Charles-Franck Lévy, conseiller municipal et soutien de Jean-Michel Aulas, est l'invité de 6 minutes chrono / Lyon Capitale
Charles-Franck Lévy revient dans 6 minutes chrono sur l'une des promesses fortes de Jean-Michel Aulas lors de la campagne municipale lyonnaise : la gratuité des cantines et du périscolaire dans les écoles publiques de la ville. "Cette annonce a pour objectif de redonner du pouvoir d’achat aux Lyonnais. De nombreuses familles nous ont expliqué qu’elles étaient éloignées du périscolaire du soir en raison des coûts. Les analyses de partenaires de la Ville de Lyon montrent également qu’un certain nombre de familles, y compris dans les quartiers dits prioritaires, sont éloignées du périscolaire. À partir de ce constat, deux choix sont possibles. Soit on reste dans la continuité de ce qui a été fait par le passé, comme le propose l’équipe de Grégory Doucet, en ne changeant rien. Soit on met en place des leviers pour permettre aux familles des quartiers prioritaires de s’approprier le périscolaire, mais aussi aux familles dites de classes moyennes", justifie le conseiller municipal centriste.
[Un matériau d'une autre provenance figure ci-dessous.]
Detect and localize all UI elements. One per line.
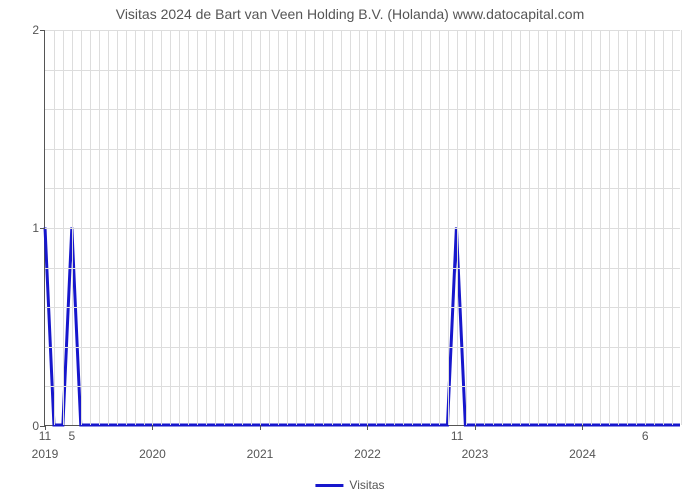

Il fait aussi de cette promesse une mesure sociale : "Elle est juste dans le sens où elle permet une redistribution du pouvoir d’achat, à la fois pour les familles qui en ont le plus besoin et pour les catégories moyennes. Ces familles expliquent souvent que de nombreux dispositifs existent, mais qu’ils ne s’adressent jamais à elles. Elles ont subi de plein fouet la hausse des transports en commun et celle de la fiscalité lyonnaise, et se sentent oubliées par certaines politiques publiques".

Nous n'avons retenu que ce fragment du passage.